A new body could oversee the development of brownfield sites in the island.
The Department for Enterprise has published a consultancy report into ’urban development agency models’ to guide potential future development of unoccupied sites.
If such an agency were created, it could have the powers to give tax breaks, cut red tape, make planning quicker and grant lump sum investments.
The issue of brownfield sites has been raised recently in the debate about the eastern area plan.
While swathes of countryside have been earmarked for potential development, critics have pointed to a number of sites in Douglas that lie empty and say they should be prioritised.
The report, prepared by accountancy firm PWC, also points to the fact that the Manx government currently invests in development projects off the island through its ’investment portfolio’ and suggests that some of that money could be channelled to the island itself by an agency.
The report recommends that the agency should have the power to compulsorily buy properties, so dilapidated properties could be targeted.
The agency would concentrate on Douglas and draw up a plan to reinvigorate the town centre. It would also be able to make ’lump sum’ payments to projects.
The suggested incentives the agency would be able to offer include lower taxes and rates to encourage development, mortgage interest relief for homeowners and a cut in the requirements for car parking ’so development can provide higher returns to developers’.
The report’s authors say: ’Interviewees told us that the 20% rate of property and land tax (increased from 10%) directly led to the collapse of nascent development projects on the island.
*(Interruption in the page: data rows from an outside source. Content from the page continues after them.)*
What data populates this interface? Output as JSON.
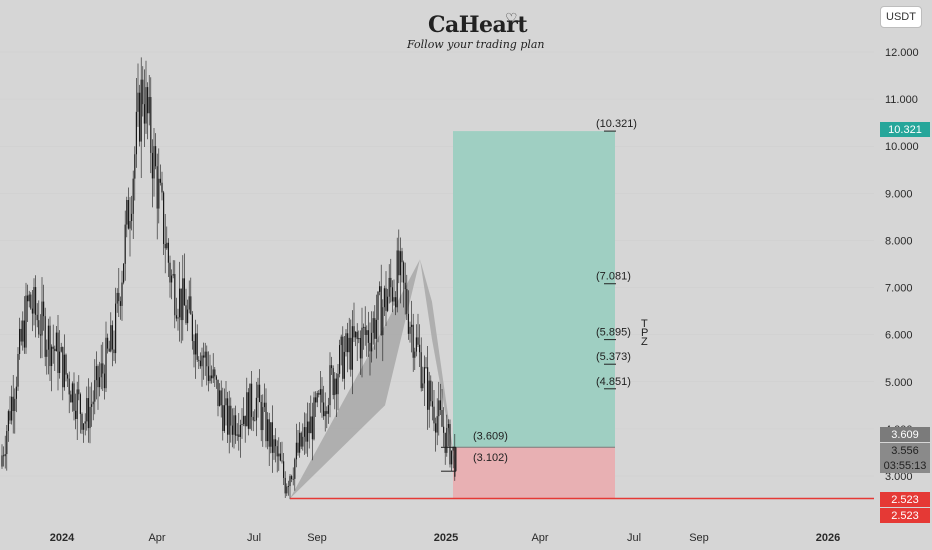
{
  "header": {
    "logo_text": "CaHeart",
    "tagline": "Follow your trading plan",
    "currency_button": "USDT"
  },
  "chart_data": {
    "type": "line",
    "series_kind": "candlestick",
    "ylim": [
      2.0,
      12.5
    ],
    "y_ticks": [
      "12.000",
      "11.000",
      "10.000",
      "9.000",
      "8.000",
      "7.000",
      "6.000",
      "5.000",
      "4.000",
      "3.000"
    ],
    "x_tick_labels": [
      "2024",
      "Apr",
      "Jul",
      "Sep",
      "2025",
      "Apr",
      "Jul",
      "Sep",
      "2026"
    ],
    "price_path": [
      {
        "x": "2023-10",
        "y": 3.2
      },
      {
        "x": "2023-11",
        "y": 6.7
      },
      {
        "x": "2023-12",
        "y": 5.6
      },
      {
        "x": "2024-01",
        "y": 4.2
      },
      {
        "x": "2024-02",
        "y": 5.9
      },
      {
        "x": "2024-03",
        "y": 11.3
      },
      {
        "x": "2024-04",
        "y": 7.2
      },
      {
        "x": "2024-05",
        "y": 5.8
      },
      {
        "x": "2024-06",
        "y": 4.1
      },
      {
        "x": "2024-07",
        "y": 4.6
      },
      {
        "x": "2024-08",
        "y": 2.9
      },
      {
        "x": "2024-09",
        "y": 4.2
      },
      {
        "x": "2024-10",
        "y": 5.5
      },
      {
        "x": "2024-11",
        "y": 6.1
      },
      {
        "x": "2024-12",
        "y": 7.3
      },
      {
        "x": "2025-01",
        "y": 4.8
      },
      {
        "x": "2025-01-15",
        "y": 3.3
      }
    ],
    "levels": [
      {
        "label": "(10.321)",
        "value": 10.321
      },
      {
        "label": "(7.081)",
        "value": 7.081
      },
      {
        "label": "(5.895)",
        "value": 5.895
      },
      {
        "label": "(5.373)",
        "value": 5.373
      },
      {
        "label": "(4.851)",
        "value": 4.851
      },
      {
        "label": "(3.609)",
        "value": 3.609
      },
      {
        "label": "(3.102)",
        "value": 3.102
      }
    ],
    "support_line": 2.523,
    "tpz_label": "T P Z",
    "price_labels": {
      "target": "10.321",
      "entry": "3.609",
      "last": "3.556",
      "countdown": "03:55:13",
      "support_a": "2.523",
      "support_b": "2.523"
    },
    "colors": {
      "profit_zone": "#9fcfc2",
      "loss_zone": "#e8b0b3",
      "support": "#e53935",
      "target_label_bg": "#26a69a",
      "entry_label_bg": "#7b7b7b",
      "support_label_bg": "#e53935",
      "candles": "#1a1a1a",
      "pattern": "#a8a8a8"
    }
  }
}
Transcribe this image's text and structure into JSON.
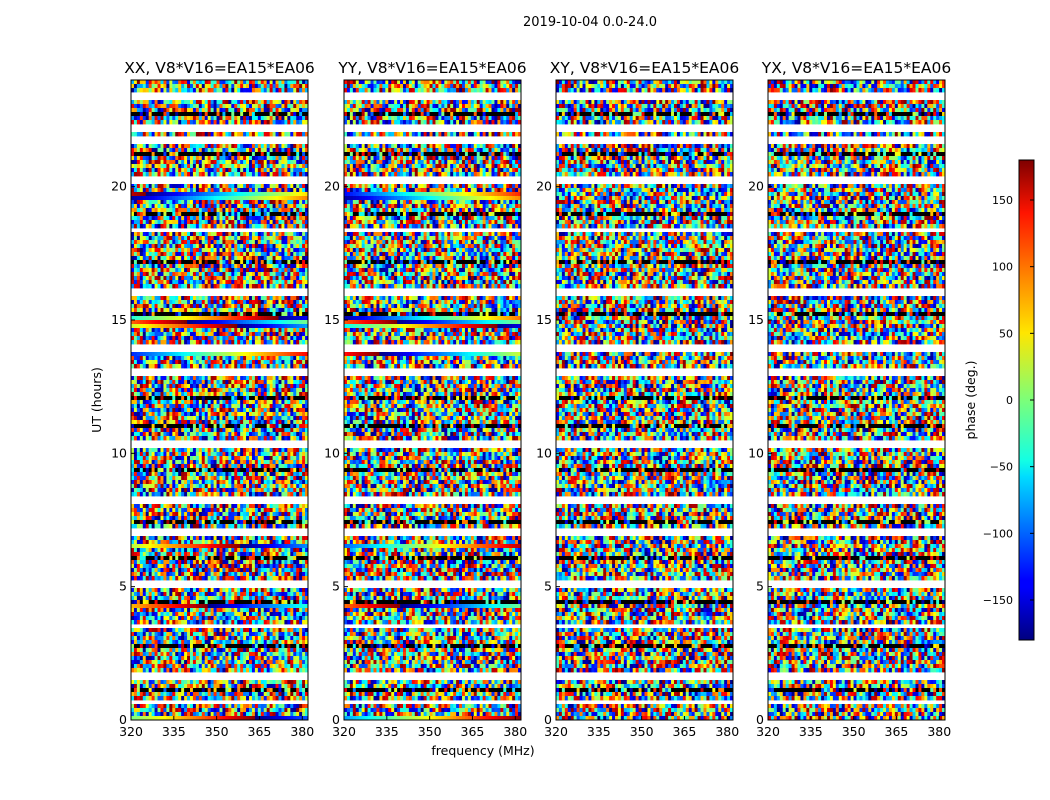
{
  "chart_data": {
    "type": "heatmap",
    "title": "2019-10-04 0.0-24.0",
    "xlabel": "frequency (MHz)",
    "ylabel": "UT (hours)",
    "xlim": [
      320,
      382
    ],
    "ylim": [
      0,
      24
    ],
    "xticks": [
      "320",
      "335",
      "350",
      "365",
      "380"
    ],
    "yticks": [
      "0",
      "5",
      "10",
      "15",
      "20"
    ],
    "panels": [
      {
        "title": "XX, V8*V16=EA15*EA06"
      },
      {
        "title": "YY, V8*V16=EA15*EA06"
      },
      {
        "title": "XY, V8*V16=EA15*EA06"
      },
      {
        "title": "YX, V8*V16=EA15*EA06"
      }
    ],
    "colorbar": {
      "label": "phase (deg.)",
      "range": [
        -180,
        180
      ],
      "colormap": "jet",
      "ticks": [
        "150",
        "100",
        "50",
        "0",
        "−50",
        "−100",
        "−150"
      ]
    }
  }
}
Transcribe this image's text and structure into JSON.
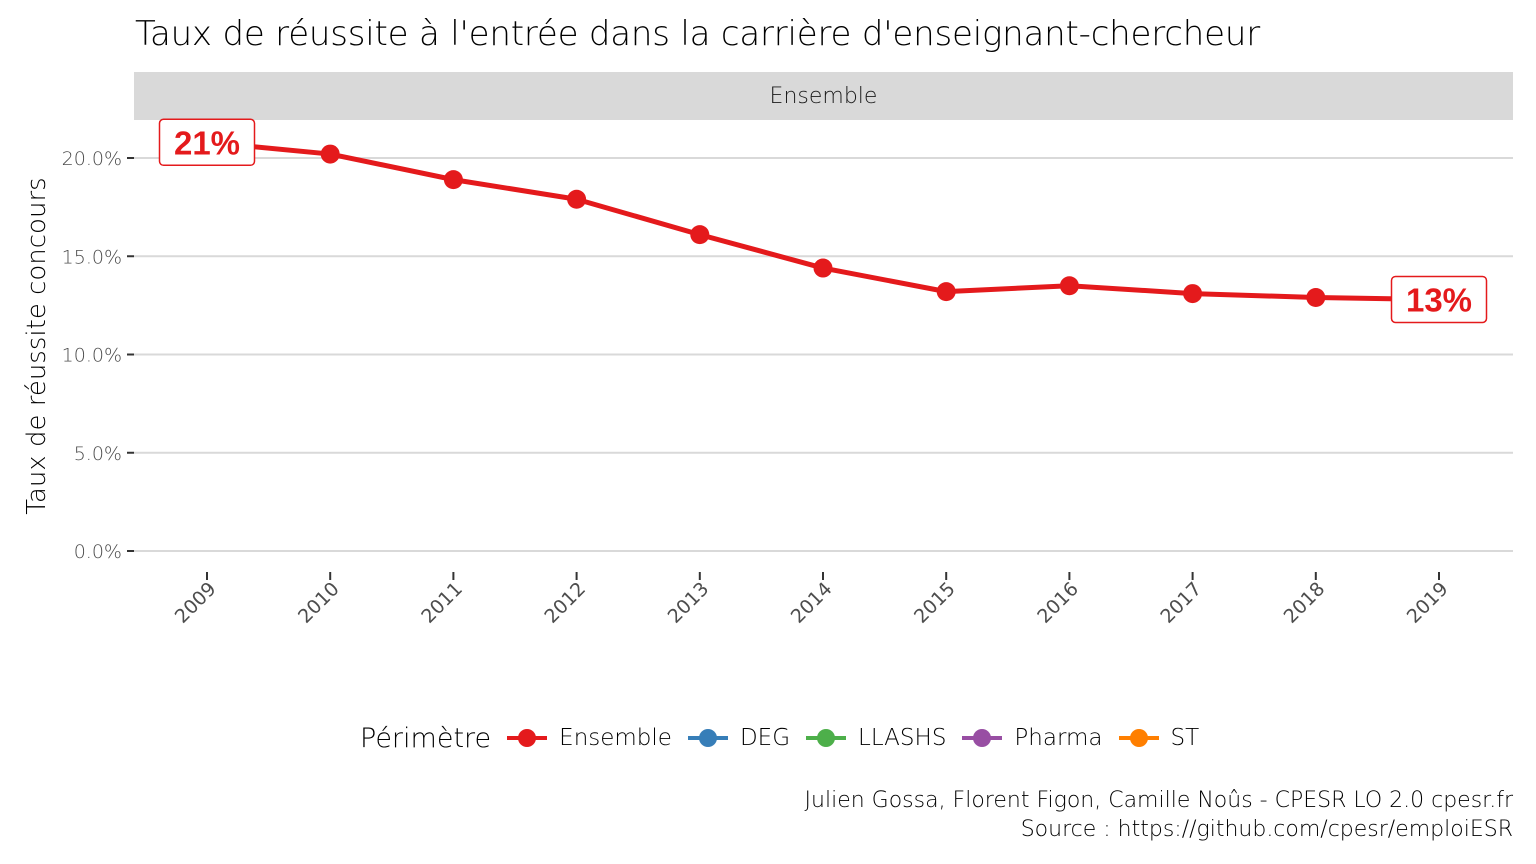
{
  "chart_data": {
    "type": "line",
    "title": "Taux de réussite à l'entrée dans la carrière d'enseignant-chercheur",
    "facet": "Ensemble",
    "xlabel": "",
    "ylabel": "Taux de réussite concours",
    "x": [
      "2009",
      "2010",
      "2011",
      "2012",
      "2013",
      "2014",
      "2015",
      "2016",
      "2017",
      "2018",
      "2019"
    ],
    "series": [
      {
        "name": "Ensemble",
        "color": "#e41a1c",
        "values": [
          20.8,
          20.2,
          18.9,
          17.9,
          16.1,
          14.4,
          13.2,
          13.5,
          13.1,
          12.9,
          12.8
        ]
      }
    ],
    "ylim": [
      0,
      22
    ],
    "yticks": [
      0,
      5,
      10,
      15,
      20
    ],
    "ytick_labels": [
      "0.0%",
      "5.0%",
      "10.0%",
      "15.0%",
      "20.0%"
    ],
    "annotations": [
      {
        "x": "2009",
        "text": "21%"
      },
      {
        "x": "2019",
        "text": "13%"
      }
    ],
    "grid": true,
    "legend_position": "bottom"
  },
  "legend": {
    "title": "Périmètre",
    "items": [
      {
        "label": "Ensemble",
        "color": "#e41a1c"
      },
      {
        "label": "DEG",
        "color": "#377eb8"
      },
      {
        "label": "LLASHS",
        "color": "#4daf4a"
      },
      {
        "label": "Pharma",
        "color": "#984ea3"
      },
      {
        "label": "ST",
        "color": "#ff7f00"
      }
    ]
  },
  "caption": {
    "line1": "Julien Gossa, Florent Figon, Camille Noûs - CPESR LO 2.0 cpesr.fr",
    "line2": "Source : https://github.com/cpesr/emploiESR"
  }
}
A reduction in this tax could have a significant and immediate effect on improving economic returns to investors.’
It suggests that land registration and building control fees are currently hampering development and suggests that ’affordable housing and other social benefits are not always suitable to all development sites and limit economic viability’.
Among other recommendations is that an agency should ’identify strategic redevelopment areas and provide the framework to deliver cost neutral development outcomes’. It also says it should ’establish and maintain a flexible fiscal and funding environment in which development is economically viable’.
The agency would be an arm’s-length one, staffed by civil servants and private businesses.
Tynwald’s select committee on unoccupied urban sites - which commissioned the report - said that developing in the countryside was ’more straightforward and commercially attractive’ than developing in town.
Earlier this month, Middle MHK Bill Shimmins, whose constituency could see more homes under the eastern plan built on greenfield sites, highlighted a number of places in Douglas that he said should be developed instead.
Those included the old Park Road school site, the old prison and the South Quay.
One of the approved recommendations in the consultancy report is that a development agency should be set up and it should work with local government and the private sector.
Laurence Skelly MHK, Minister for Enterprise (pictured right), said: ’Given the likely significant public and political interest in such an agency, it is essential that we ensure the correct structure is in place to enable efficient delivery of projects to improve our urban areas whilst recognising the inevitable scrutiny and need for good governance.
’As part of this work it is imperative that we engage in development that is environmentally sensitive and utilises low carbon impact designs and materials that comply with the government’s forthcoming climate change policy.
’Work is continuing to bring the island development plan up to date alongside general improvements to the planning system to provide opportunities for social, environmental and economic benefits to better support government’s journey towards a sustainable island.’
The development agency approach has been adopted in a number of other jurisdictions and the consultancy report analysed the differing models in order to assess which may be more applicable in the island.
The report’s authors talked to people in the private and public sector ’to fully understand the need and required structure, powers and governance framework required for it to succeed’.
The Department for Enterprise is working with the Departments of Infrastructure, Environment, Food and Agriculture, the Cabinet Office and Treasury as part of a cross-government working group on all of the recommendations of the select committee and will consider the next steps as part of the response to the select committee report, which is due to be brought back to Tynwald in December by the Minister for Policy and Reform, Chris Thomas.